The malware has a special appeal for its safety and its internal components, reducing the risk of compromise. It has a functionality for its cryptographic operations with the feature of a random bit generation service. How can it be identified?

 

fcsrbgext.1.1

To find this, let’s go to the NIAP Analysis in the MOBSF results

 

It is normal to think that our mobile phones are harder to be infected, they have characteristics that makes the malware actions limited, as the Sandbox concept, and the fact that we never download things directly from the open internet.

Here I leave some awesome articles and other rooms that may be interesting to get deeper into this subject.

https://github.com/OWASP/owasp-mstg
https://attack.mitre.org/matrices/mobile/android/
https://attack.mitre.org/matrices/mobile/ios/

https://tryhackme.com/room/malmalintroductory
https://tryhackme.com/room/androidhacking101
https://tryhackme.com/room/iosforensics

Conclusion:

Overall, I thoroughly enjoyed this room.
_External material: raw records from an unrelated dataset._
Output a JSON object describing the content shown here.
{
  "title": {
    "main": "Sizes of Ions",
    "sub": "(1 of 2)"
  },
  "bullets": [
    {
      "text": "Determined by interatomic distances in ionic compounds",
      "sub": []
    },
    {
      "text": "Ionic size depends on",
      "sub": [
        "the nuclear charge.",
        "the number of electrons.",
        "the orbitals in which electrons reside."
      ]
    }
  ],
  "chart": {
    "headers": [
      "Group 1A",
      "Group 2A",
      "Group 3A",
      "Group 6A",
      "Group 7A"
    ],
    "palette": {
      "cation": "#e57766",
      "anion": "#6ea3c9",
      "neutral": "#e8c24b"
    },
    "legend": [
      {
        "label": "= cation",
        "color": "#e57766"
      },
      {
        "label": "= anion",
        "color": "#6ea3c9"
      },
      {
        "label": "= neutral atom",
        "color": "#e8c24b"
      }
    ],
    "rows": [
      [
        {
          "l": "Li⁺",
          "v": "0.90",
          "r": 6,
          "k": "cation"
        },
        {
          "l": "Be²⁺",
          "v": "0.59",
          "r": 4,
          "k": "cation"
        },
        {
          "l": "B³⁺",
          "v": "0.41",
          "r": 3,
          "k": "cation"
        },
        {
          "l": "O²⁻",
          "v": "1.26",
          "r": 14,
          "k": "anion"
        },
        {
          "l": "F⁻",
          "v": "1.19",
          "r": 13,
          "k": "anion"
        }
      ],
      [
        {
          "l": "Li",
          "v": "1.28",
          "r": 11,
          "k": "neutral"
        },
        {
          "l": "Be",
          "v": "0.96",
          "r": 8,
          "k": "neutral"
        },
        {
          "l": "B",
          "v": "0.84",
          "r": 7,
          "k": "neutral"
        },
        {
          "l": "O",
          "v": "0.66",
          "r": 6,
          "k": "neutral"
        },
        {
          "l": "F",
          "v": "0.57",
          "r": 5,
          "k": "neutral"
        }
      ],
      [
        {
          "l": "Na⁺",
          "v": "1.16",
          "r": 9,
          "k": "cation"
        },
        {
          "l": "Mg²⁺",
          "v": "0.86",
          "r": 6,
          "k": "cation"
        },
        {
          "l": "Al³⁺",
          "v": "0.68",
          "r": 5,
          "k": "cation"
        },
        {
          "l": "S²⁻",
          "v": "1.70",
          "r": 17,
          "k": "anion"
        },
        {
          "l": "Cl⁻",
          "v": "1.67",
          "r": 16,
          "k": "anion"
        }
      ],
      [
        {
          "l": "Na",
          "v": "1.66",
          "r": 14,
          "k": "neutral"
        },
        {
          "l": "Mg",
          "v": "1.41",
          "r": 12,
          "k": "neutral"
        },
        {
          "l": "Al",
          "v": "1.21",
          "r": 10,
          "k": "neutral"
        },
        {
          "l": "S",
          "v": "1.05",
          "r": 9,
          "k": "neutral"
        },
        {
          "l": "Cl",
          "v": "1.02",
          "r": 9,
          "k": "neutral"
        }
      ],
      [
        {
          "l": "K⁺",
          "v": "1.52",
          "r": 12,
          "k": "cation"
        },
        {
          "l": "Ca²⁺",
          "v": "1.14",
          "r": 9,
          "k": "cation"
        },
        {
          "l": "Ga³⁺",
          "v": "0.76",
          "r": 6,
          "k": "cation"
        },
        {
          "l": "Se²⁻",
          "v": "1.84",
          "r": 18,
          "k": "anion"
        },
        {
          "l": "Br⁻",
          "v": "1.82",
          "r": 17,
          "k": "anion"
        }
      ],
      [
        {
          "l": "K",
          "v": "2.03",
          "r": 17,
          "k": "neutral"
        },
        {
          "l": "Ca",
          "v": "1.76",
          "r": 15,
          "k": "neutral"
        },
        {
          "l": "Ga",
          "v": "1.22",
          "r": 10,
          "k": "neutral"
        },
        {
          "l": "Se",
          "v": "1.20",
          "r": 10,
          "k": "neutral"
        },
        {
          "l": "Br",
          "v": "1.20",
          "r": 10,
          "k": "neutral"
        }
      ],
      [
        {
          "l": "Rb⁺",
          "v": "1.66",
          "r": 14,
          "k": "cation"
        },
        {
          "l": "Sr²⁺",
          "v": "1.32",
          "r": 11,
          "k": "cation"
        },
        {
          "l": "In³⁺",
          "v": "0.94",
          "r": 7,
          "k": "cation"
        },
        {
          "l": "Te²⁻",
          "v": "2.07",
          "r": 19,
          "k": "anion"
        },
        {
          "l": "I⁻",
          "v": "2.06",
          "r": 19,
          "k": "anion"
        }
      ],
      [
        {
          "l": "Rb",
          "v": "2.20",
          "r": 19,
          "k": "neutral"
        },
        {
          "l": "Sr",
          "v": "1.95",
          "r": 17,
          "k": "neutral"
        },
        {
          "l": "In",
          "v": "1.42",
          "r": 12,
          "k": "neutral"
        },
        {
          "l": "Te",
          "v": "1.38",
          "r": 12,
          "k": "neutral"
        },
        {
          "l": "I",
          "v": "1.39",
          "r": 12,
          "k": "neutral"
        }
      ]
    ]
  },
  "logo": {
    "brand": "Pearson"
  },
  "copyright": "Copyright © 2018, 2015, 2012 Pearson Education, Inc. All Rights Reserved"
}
I was literally scared to click on any links on the scans. The thought of infecting my computer with malware. It literally took me two days to complete this room. I’m ok that it took me a while to complete this room. I really took my time, did a ton of research, and learned a lot from it. There is still a ton that I need research and dig into about malware. Taking notes & snapshots along the way, was very crucial for me. I know for sure I will review this room again to gain a greater understanding of Mobile Malware Analysis. I also watched a few videos on YouTube about virustotal & MOBSF to gain a better understanding of what I’m looking at during scans/analyzers.